Wisconsin Energy Corp (WEC) is the largest electric and natural gas utility in Wisconsin and the 7th largest in the country. WEC serves 1,132,500 electric customers and 1,049,500 natural gas customers in the Great Lakes region (Michigan and Wisconsin).
Analysts downgrade WEC
- · Analysts at UBS downgraded Wisconsin Energy Corp from "buy" to "neutral." This is not the only analysts downgrading the utility stock.
- · Goldman Sachs downgraded shares of Wisconsin Energy from a neutral rating to a sell rating. They noted that the move was a valuation call.
A valuation call-for what reason? Take a look at the following chart below:
After looking at the chart, I ask myself-- why would they do this? I believe there comes a point when the run could be at jeopardy in the minds of analysts. Think about it-- how long can an investor live in this near perfect investing dream world? This is a world where high yielding defensive stocks (usually less prone to market swings) also continue to grow while the market proper struggle greatly. There comes an end point-- when is that?
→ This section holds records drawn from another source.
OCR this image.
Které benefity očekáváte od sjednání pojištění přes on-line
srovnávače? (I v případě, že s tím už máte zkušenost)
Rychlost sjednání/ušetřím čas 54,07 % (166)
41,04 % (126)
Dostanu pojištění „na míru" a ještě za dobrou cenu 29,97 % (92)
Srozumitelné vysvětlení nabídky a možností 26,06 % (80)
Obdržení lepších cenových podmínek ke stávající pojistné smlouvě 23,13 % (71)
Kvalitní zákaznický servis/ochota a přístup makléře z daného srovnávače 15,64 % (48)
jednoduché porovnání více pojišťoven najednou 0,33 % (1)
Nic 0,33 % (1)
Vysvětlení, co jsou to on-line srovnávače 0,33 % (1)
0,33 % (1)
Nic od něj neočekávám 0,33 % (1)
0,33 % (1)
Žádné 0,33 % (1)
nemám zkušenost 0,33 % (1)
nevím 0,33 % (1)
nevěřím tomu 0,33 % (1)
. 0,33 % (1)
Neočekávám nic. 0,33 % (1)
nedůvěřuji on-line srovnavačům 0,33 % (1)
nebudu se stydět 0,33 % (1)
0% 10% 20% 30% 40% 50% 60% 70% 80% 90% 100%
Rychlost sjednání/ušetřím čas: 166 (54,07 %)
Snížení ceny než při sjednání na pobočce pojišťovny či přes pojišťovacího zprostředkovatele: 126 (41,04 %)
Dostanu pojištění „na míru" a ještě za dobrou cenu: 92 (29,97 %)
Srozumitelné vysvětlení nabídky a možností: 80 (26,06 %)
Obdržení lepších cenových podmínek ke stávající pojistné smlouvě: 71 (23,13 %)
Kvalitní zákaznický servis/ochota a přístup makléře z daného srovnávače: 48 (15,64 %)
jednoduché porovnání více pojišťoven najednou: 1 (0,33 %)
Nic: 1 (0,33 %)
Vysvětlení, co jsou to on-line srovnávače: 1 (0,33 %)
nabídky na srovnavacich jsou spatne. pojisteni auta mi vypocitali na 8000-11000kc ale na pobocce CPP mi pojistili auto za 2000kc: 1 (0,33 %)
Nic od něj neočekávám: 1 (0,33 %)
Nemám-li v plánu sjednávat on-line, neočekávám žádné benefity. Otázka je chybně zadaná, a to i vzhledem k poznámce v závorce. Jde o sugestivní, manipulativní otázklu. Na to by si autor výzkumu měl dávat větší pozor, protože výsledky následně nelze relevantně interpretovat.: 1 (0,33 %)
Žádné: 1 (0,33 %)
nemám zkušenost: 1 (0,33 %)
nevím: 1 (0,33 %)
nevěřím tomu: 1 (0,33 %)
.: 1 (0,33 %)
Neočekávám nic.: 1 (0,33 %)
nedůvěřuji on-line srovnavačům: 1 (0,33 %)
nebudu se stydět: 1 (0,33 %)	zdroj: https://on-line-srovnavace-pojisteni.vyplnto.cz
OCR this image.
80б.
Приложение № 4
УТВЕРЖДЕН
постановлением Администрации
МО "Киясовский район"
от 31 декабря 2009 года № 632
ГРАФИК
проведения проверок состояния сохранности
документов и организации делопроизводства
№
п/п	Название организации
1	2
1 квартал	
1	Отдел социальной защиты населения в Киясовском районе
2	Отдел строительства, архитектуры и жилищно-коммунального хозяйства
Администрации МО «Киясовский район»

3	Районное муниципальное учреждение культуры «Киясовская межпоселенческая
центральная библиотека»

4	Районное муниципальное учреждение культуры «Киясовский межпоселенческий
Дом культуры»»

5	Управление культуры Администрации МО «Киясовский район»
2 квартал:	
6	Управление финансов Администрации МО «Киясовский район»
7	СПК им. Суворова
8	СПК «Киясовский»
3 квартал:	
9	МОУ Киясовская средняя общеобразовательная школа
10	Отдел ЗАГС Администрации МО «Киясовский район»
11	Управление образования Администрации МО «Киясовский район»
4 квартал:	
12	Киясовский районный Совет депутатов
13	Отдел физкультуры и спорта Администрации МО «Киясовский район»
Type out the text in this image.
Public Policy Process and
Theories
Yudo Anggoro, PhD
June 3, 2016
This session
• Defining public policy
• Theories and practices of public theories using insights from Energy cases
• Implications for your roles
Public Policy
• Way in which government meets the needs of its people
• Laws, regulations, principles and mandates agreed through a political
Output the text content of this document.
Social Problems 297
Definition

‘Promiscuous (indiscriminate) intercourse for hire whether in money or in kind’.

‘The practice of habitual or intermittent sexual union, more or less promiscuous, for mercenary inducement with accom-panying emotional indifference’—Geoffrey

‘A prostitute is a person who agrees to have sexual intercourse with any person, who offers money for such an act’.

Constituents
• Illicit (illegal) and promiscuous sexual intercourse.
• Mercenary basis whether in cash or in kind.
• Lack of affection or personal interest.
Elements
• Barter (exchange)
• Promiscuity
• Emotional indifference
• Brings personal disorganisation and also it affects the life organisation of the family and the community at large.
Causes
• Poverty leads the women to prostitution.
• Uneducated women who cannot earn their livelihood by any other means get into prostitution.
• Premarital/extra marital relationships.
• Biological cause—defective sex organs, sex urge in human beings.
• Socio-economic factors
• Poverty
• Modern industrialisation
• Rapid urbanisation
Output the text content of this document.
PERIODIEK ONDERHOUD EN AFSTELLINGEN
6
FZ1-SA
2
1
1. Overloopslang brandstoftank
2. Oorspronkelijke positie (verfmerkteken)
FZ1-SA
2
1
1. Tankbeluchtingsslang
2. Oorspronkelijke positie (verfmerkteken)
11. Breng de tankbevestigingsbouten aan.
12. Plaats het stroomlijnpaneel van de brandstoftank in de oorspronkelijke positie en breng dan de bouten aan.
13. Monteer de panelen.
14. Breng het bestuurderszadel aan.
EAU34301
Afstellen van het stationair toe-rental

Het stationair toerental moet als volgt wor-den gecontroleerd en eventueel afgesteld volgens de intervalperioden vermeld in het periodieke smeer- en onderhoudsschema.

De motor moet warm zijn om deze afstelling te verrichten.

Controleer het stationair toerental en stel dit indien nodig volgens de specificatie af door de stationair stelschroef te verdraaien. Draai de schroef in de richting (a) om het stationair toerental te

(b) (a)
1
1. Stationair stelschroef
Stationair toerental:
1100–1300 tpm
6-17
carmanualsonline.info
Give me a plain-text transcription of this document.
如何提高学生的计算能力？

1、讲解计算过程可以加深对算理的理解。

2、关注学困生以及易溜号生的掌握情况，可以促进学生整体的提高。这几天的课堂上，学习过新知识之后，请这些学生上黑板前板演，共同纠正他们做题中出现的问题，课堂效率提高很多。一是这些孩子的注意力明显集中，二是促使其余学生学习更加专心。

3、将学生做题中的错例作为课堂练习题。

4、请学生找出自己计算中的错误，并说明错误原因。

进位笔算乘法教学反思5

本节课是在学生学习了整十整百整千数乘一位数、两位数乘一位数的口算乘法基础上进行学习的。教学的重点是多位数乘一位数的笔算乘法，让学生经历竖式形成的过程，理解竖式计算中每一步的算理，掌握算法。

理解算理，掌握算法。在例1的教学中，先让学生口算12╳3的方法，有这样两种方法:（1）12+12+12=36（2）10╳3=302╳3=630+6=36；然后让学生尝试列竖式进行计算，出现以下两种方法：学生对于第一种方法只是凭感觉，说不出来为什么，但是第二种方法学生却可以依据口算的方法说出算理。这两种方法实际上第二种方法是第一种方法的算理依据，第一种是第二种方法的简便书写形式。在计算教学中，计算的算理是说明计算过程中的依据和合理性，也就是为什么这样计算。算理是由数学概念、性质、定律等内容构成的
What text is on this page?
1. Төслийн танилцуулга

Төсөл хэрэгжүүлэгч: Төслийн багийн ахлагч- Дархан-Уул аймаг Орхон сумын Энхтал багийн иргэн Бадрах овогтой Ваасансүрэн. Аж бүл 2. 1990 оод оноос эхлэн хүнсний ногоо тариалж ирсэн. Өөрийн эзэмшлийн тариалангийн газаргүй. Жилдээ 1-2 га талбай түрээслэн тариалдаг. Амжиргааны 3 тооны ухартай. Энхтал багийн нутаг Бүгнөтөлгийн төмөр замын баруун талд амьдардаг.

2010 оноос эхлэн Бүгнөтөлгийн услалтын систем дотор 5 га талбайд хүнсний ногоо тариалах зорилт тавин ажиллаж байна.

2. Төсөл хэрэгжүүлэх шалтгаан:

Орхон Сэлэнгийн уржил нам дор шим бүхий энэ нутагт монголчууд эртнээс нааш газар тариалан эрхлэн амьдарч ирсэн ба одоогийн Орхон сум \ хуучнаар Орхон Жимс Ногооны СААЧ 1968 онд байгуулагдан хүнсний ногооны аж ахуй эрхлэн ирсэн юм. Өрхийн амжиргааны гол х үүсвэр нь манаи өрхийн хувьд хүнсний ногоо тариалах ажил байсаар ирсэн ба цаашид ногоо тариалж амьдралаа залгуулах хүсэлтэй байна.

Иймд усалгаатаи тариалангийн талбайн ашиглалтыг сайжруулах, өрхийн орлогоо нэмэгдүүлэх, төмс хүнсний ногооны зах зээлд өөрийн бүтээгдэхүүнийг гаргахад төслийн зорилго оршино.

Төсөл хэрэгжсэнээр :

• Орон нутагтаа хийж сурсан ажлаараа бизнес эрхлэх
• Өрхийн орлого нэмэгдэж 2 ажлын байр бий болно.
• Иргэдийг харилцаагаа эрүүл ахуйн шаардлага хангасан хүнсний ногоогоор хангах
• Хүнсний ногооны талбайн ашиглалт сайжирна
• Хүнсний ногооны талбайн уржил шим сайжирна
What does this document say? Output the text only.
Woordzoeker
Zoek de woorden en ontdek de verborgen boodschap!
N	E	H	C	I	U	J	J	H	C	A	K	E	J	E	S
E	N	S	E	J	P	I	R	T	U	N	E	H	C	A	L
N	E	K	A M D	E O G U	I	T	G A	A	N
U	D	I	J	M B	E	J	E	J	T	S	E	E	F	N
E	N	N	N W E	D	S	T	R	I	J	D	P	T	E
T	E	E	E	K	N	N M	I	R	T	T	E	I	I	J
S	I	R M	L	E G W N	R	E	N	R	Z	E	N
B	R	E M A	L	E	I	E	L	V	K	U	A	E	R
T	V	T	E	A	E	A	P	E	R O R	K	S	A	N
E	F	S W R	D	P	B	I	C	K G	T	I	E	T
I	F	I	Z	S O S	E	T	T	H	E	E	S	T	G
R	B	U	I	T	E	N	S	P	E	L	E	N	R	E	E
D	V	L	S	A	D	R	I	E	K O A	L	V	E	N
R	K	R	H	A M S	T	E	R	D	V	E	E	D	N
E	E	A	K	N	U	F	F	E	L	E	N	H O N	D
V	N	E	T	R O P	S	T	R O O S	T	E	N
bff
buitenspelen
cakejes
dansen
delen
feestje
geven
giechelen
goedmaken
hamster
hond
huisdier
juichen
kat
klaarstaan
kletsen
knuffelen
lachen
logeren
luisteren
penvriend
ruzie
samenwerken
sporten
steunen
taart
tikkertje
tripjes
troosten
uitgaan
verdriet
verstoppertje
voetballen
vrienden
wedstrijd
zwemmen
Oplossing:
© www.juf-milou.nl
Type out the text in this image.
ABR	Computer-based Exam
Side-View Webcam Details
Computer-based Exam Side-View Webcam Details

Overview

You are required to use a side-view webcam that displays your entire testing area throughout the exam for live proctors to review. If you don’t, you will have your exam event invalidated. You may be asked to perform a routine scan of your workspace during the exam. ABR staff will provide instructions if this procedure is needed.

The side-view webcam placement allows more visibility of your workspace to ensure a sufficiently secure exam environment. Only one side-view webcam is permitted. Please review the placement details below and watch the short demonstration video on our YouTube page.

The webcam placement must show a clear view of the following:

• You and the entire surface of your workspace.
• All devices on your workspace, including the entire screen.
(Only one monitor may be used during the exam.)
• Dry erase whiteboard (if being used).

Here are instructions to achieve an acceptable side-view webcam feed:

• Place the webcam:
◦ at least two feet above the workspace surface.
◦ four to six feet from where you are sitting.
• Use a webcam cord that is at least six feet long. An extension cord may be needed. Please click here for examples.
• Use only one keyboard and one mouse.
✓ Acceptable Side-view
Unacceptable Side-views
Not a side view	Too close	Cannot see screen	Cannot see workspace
Wisconsin Energy is showing us signs that its most recent bullish trend may be coming to an end. Look at the following chart we see a steady decline in the (% since) starting back from a year ago. Not only do we see this decline, but revenue was down by 4.8% last quarter. Let's do the math. If EPS is up 24.4% form last quarter and revenue is down, where is the money coming from to sustain this type of earnings growth? I believe this is contributing to fears that the value of the stock is dropping.
Wisconsin Energy last announced its earnings results on Tuesday, May 1st. The company reported $0.74 EPS for the quarter, meeting the Thomson Reuters consensus estimate of $0.74. The company's quarterly revenue was down 10.3% on a year-over-year basis.
Not only has it continued to push into the over bought zone since it started its run, but we can also observe a well defined negative divergence taking place in the MACD. A negative divergence takes place when the MACD MA's converge with the MACD Histogram, this is a sign of a probable slowdown. If we look at the chart we can also observe the recent lows continuing to dip lower.
I cannot predict that the stock is going to slow down and make a bearish turn, but this is a sign we should not ignore. Not only do the visual charts show us of an impending slow down, but the stock is also falling from grace with analysts also who believe the company cannot continue to raise earnings while revenue decreases. At one point the earnings will have to balance out and when that happens, the value of the stock will adjust accordingly.
I do not see this stock rising much further.